I've used quanteda to tokenize 10 texts and the result looks like
text 1 [character] word 1, word 2, word 3...
text 2 [character] word 1, word 2, word 3...
...
The type of this file is 'tokens'. So I'd like to change it to a dataframe like:
id content
text1 word 1
text1 word 2
text1 word 3
text2 word 1
text2 word 2
...
I've tried
data.frame(id = 1: length(the token file), content = unlist (the token file))
It doesn't work because of the different length of rows.
Could anyone help? Thank you!
CodePudding user response:
Normally you would go via dfm
and convert
to get where you are.
Since you didn't give an example, I will use a part of the data_corpus_inaugural
corpus from quanteda.
library(quanteda)
library(tidyr)
library(dplyr)
# create tokens
toks <- data_corpus_inaugural %>%
corpus_subset(Year > 1990) %>%
tokens(remove_punct = TRUE, remove_numbers = TRUE)
# convert to data.frame via dfm
out <- convert(dfm(toks), to = "data.frame")
# pivot to get desired outcome
my_df <- out %>%
pivot_longer(cols = c(!doc_id), names_to = "tokens", values_to = "freq")
my_df
# A tibble: 21,312 × 3
doc_id tokens freq
<chr> <chr> <dbl>
1 1993-Clinton my 7
2 1993-Clinton fellow 5
3 1993-Clinton citizens 2
4 1993-Clinton today 10
5 1993-Clinton we 52
6 1993-Clinton celebrate 3
7 1993-Clinton the 89
8 1993-Clinton mystery 1
9 1993-Clinton of 46
10 1993-Clinton american 4
# … with 21,302 more rows
After this, you can drop the column freq as this contains the frequencies of the words, but you also need to filter out the words that have a frequency of 0 as these are the words in other texts that do not appear in this text.
my_df %>%
filter(freq != 0)
Now if you want to get the sentences you tokenized in the exact order back, you need to do things a bit differently. dfm
rolls all the same words into one. This means all the "the"'s in the first text will appear as one item with a frequency count.

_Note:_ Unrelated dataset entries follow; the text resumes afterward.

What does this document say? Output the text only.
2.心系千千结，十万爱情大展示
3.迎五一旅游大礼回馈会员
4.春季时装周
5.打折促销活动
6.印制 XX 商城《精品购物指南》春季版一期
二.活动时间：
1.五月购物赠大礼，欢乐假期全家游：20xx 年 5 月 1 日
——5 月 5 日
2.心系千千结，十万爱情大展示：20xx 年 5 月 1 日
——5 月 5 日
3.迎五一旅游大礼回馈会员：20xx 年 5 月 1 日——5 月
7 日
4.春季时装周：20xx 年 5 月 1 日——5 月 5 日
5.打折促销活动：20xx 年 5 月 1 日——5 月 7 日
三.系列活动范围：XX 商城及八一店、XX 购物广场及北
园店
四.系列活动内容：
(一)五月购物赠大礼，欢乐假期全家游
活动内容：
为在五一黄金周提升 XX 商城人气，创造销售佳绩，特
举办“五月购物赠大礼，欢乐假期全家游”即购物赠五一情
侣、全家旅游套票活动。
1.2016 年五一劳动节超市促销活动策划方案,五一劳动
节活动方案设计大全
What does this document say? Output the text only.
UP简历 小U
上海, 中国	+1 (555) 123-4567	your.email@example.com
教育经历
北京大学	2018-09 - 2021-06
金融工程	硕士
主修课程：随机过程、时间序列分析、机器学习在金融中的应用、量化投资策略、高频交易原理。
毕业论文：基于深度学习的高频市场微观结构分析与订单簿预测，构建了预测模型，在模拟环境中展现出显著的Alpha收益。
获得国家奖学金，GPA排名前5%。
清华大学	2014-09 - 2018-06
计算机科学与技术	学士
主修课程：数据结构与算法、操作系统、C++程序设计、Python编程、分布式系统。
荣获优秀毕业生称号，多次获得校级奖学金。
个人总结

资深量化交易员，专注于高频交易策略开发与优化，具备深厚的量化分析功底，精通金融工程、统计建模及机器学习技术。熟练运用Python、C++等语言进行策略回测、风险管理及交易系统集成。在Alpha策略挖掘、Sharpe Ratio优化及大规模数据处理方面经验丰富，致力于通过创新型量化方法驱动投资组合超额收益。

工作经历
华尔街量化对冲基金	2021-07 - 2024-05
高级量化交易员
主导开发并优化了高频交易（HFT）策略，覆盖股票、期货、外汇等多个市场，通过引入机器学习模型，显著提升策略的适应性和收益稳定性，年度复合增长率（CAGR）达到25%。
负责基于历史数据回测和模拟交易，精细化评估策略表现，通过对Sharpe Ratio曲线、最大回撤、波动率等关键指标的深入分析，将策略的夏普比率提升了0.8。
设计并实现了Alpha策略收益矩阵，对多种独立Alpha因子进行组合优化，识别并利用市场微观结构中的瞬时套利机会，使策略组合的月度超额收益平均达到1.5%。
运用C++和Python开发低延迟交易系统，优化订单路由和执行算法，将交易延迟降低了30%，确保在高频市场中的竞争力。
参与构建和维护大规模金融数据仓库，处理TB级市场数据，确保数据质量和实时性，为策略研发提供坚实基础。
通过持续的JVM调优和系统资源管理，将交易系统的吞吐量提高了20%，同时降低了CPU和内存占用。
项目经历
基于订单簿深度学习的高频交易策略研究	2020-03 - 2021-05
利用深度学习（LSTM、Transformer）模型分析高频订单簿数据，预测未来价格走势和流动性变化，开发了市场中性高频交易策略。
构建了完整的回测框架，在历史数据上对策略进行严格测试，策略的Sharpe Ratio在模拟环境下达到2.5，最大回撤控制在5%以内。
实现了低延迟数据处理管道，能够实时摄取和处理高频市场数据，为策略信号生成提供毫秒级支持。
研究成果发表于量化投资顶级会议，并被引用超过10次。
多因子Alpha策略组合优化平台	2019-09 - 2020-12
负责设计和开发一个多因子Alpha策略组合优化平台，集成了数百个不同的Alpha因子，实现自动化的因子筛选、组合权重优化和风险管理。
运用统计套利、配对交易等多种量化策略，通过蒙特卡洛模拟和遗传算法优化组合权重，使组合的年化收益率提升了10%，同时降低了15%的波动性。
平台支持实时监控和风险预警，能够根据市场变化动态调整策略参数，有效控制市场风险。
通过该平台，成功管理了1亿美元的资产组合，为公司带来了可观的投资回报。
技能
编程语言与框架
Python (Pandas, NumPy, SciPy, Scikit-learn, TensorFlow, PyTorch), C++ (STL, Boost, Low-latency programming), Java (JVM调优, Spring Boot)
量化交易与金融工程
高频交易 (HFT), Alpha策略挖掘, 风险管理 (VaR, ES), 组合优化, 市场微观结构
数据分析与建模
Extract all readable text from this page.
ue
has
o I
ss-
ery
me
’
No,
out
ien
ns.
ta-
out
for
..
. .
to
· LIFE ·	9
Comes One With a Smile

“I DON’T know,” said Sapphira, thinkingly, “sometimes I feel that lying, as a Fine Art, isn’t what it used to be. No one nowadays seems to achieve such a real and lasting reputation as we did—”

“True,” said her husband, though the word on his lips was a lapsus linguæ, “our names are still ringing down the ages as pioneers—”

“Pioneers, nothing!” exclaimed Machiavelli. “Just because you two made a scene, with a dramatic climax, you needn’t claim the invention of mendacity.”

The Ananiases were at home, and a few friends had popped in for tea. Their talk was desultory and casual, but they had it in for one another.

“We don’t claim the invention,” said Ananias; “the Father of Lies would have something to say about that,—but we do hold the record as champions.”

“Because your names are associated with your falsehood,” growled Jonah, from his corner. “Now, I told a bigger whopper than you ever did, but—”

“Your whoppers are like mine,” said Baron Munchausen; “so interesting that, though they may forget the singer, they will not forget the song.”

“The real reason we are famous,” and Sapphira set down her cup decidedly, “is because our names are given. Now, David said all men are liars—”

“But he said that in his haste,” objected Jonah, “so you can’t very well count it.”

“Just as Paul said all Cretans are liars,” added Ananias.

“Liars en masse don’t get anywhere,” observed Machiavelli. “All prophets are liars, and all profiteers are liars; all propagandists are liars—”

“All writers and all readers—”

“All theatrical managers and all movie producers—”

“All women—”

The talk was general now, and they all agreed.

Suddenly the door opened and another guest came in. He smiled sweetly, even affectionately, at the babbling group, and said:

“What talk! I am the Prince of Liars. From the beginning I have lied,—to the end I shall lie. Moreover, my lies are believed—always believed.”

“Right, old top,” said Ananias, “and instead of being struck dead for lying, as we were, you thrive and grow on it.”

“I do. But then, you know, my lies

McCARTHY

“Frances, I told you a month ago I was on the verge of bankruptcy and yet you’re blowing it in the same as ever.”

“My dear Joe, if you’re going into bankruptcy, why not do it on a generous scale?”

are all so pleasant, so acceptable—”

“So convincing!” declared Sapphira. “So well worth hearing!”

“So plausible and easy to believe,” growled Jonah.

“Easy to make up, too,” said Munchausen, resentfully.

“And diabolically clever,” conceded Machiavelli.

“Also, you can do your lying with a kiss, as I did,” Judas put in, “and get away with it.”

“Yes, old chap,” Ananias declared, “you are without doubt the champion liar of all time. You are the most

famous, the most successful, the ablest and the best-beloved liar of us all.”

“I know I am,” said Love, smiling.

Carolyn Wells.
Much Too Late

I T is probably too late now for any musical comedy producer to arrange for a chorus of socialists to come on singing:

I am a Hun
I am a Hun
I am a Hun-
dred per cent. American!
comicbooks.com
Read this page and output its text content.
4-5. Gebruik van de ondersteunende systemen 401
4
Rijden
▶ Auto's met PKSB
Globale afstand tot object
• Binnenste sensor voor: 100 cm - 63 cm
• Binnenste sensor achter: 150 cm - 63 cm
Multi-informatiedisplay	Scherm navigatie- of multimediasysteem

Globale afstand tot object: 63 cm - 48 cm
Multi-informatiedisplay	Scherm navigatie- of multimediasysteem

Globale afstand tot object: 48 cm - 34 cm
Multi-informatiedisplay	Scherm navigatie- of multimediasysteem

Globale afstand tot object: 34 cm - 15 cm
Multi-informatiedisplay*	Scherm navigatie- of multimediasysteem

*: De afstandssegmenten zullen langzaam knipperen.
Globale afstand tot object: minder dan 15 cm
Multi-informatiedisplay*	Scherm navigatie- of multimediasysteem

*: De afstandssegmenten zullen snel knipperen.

So to get the tokens in order form the tokens object you need to do something else. I will take the same tokens object as before, toks
, then use as.list
to get in into a named list, and from there via sapply
into a named array with equal lengths so we can use as_tibble
to create a data.frame and avoid the error you got about different row lengths. Later on I remove all the tokens that have an NA value as these are the additions to each text to make sure everything is of the same length.
tok_out <- as.list(toks)
# create named array of equal lengths
x <- sapply(tok_out, '[', seq(max(lengths(tok_out))))
my_df_via_toks <- x %>%
as_tibble() %>%
pivot_longer(cols = everything(), names_to = "text", values_to = "tokens") %>%
filter(!is.na(tokens)) %>% # remove NA values of each text
arrange(text)
# A tibble: 15,700 × 2
text tokens
<chr> <chr>
1 1993-Clinton My
2 1993-Clinton fellow
3 1993-Clinton citizens
4 1993-Clinton today
5 1993-Clinton we
6 1993-Clinton celebrate
7 1993-Clinton the
8 1993-Clinton mystery
9 1993-Clinton of
10 1993-Clinton American
# … with 15,690 more rows